Infância: mundo de sensações ampliadas

Somente as crianças têm o poder de intensificar as emoções ao extremo pois só na infância se é capaz de captar o mundo através dos sentidos. Com o decorrer dos anos, as sensações vão se esvaindo, assim como o deslumbramento e o encantamento experimentado no passado. Me expressarei melhor através do conto a seguir:

A agitação da cidade, o vai e vem das pessoas pelas calçadas, as vitrines, os prédios, o mar visto do alto, os navios deslizando ao longe, tudo lhe parecia imensamente grande; as bicicletas então, eram tão gigantescas quanto o desejo de tê-las. Uma delas lhe chama atenção especial e está tão perto que se pode tocá-la. Sem sucesso na sua investida, usa a imaginação e se vê pedalando desenfreadamente, ladeira abaixo, gritando a todos os pulmões a alegria de possuí-la.

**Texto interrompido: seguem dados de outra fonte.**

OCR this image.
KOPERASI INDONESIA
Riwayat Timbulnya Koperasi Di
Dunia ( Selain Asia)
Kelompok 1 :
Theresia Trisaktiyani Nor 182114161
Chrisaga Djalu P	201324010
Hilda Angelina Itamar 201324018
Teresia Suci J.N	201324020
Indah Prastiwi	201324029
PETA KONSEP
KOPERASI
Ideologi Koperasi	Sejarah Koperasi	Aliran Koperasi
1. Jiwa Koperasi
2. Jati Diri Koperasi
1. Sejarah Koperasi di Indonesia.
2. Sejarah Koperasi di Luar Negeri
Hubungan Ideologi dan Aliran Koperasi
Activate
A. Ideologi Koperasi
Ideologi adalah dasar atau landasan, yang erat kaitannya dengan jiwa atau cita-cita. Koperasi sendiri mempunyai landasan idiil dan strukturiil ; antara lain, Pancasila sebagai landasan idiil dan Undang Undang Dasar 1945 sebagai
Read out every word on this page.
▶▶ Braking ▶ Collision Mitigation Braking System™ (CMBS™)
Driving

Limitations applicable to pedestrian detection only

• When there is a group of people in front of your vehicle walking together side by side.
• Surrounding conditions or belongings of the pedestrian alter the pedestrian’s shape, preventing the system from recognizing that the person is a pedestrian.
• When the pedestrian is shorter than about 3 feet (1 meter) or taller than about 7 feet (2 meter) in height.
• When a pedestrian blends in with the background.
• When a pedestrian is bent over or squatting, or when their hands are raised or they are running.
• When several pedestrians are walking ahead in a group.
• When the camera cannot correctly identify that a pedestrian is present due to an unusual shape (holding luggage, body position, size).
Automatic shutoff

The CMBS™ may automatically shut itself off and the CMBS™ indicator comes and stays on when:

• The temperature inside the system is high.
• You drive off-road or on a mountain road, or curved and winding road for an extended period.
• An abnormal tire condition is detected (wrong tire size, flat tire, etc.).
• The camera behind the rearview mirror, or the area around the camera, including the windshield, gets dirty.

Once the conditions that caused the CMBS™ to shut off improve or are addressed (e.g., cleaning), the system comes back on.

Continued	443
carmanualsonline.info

A explosão de sentimentos lhe inebria e o faz levitar. São sensações misturadas e ampliadas de alegria, desejo e felicidade produzindo emoções únicas e jamais imaginadas, como num sonho bom. Ao sair da loja das bicicletas, mas sem as mesmas, outros sentidos lhe tomam de chofre: o cheiro da fumaça dos carros, a gritaria dos vendedores de comidas diversas e frutas, a diversidade de faces, o jeito de falar das pessoas, as luzes, o que dizer das luzes? Mais pareciam faróis radiantes querendo cegar o olhar do que feitas para iluminar ambientes.

As fragrâncias exaladas das frutas expostas em grandes tabuleiros não tinham apenas cheiro de banana, de abacaxi, de melancia ou de manga; o cheiro se misturava concebendo um aroma singular e próprio daquela cidade, daquela rua, daquele momento. Porém um cheiro se destacava e era único: o perfume que fluía das maçãs argentinas aconchegadas em papel seda azul; era impossível não explodir o desejo de degustar aquele manjar dos deuses, ali mesmo, no meio da multidão. Após a visão mágica das bicicletas e do prazer de ver e sentir as maçãs, outro cheiro, até aquele momento desconhecido, volta a lhe extasiar os sentidos. Descendo a ladeira agarrado às mãos do seu protetor no meio do turbilhão de anseios que lhe assaltam, se aproxima da glorificação: as revistas de quadrinhos, ainda úmidas com as páginas grudadas umas às outras, exalando uma nova essência que o tonteia de prazer e de ansiedade: Capitão América, Batman, Flecha ligeira, Jerônimo, Zé Carioca, Mickey, Tio Patinhas, Pato Donald. Que sensação! Indescritível, apesar da tentativa.